Bioactive, Human FGFR1 Protein Dimer, His-Avi Tag

Human fibroblast growth factor receptor 1 (FGFR1) is a cell surface receptor belonging to the immunoglobulin superfamily and a transmembrane receptor tyrosine kinase (RTK) that belongs to the FGFR family. FGFR1 is also known as basic fibroblast growth factor receptor 1 (BFGFR), cluster of differentiation 331 (CD331), CEK, FGFBR, FLG, Fms-like tyrosine kinase 2 (FLT-2), HBGFR, HH2, HRTFDS, KAL2, N-SAM, OGD, and ECCL. FGFR1, a Type I transmembrane protein, contains an extracellular domain with three immunoglobulin-like (Ig-like) subdomains (D1, D2 and D3), followed by a transmembrane, and an intracellular domain. Dimerization of FGFRs is necessary for activation and they can homodimerize and heterodimerize in both the presence and absence of ligand. FGFRs bind fibroblast growth factors (FGFs) leading to phosphorylation and triggering signaling cascades. FGFR1 overexpression has been reported in a variety of cancers including up to 22% of non-small-cell lung carcinoma, 14% of urinary bladder transitional cell carcinomas, 10% of estrogen receptor positive breast cancers, and 10% of squamous cell head and neck cancers.

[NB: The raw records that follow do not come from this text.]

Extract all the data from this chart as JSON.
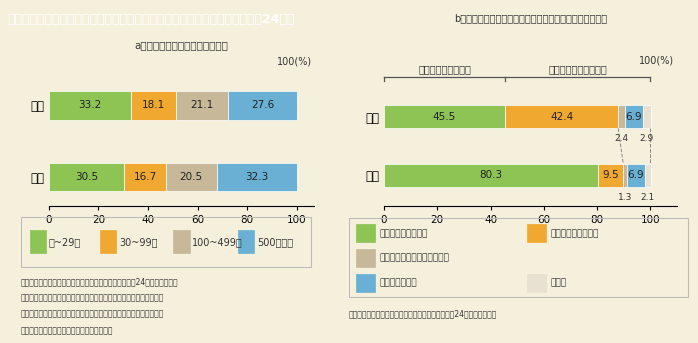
{
  "title": "第１－特－５図　従業者規模別及び雇用形態別の雇用の状況（男女別，平成24年）",
  "title_bg": "#7a6048",
  "title_color": "#ffffff",
  "bg_color": "#f5f0dc",
  "chart_a_title": "a．雇用者数の従業者規模別割合",
  "chart_b_title": "b．役員を除く雇用者における正規／非正規雇用者の割合",
  "chart_a": {
    "categories": [
      "女性",
      "男性"
    ],
    "series": [
      {
        "label": "１~29人",
        "color": "#8dc454",
        "values": [
          33.2,
          30.5
        ]
      },
      {
        "label": "30~99人",
        "color": "#f0a830",
        "values": [
          18.1,
          16.7
        ]
      },
      {
        "label": "100~499人",
        "color": "#c8b89a",
        "values": [
          21.1,
          20.5
        ]
      },
      {
        "label": "500人以上",
        "color": "#6ab0d4",
        "values": [
          27.6,
          32.3
        ]
      }
    ]
  },
  "chart_b": {
    "categories": [
      "女性",
      "男性"
    ],
    "series": [
      {
        "label": "正規の職員・従業員",
        "color": "#8dc454",
        "values": [
          45.5,
          80.3
        ]
      },
      {
        "label": "パート・アルバイト",
        "color": "#f0a830",
        "values": [
          42.4,
          9.5
        ]
      },
      {
        "label": "労働者派遣事業所の派遣社員",
        "color": "#c8b89a",
        "values": [
          2.4,
          1.3
        ]
      },
      {
        "label": "契約社員・嘱託",
        "color": "#6ab0d4",
        "values": [
          6.9,
          6.9
        ]
      },
      {
        "label": "その他",
        "color": "#e8e0d0",
        "values": [
          2.9,
          2.1
        ]
      }
    ]
  },
  "note_a": [
    "（備考）１．総務省「労働力調査（基本集計）」（平成24年）より作成。",
    "　　　　２．働いている事業所が属する企業（本店・支店・工場・出",
    "　　　　　　張所などを含めた企業全体）でふだん働いている従業者",
    "　　　　　　数の規模により区分している。"
  ],
  "note_b": "（備考）総務省「労働力調査（詳細集計）」（平成24年）より作成。"
}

Ligand-independent FGFR1 dimerization is an important driver of hematologic malignancies, solid tumors, and developmental disorders. Inhibition of FGFRs has been an emerging target for cancer therapeutics, therefore, a recombinant protein mimicking the FGFR1 dimer conformation can be critical for cancer therapeutic discovery.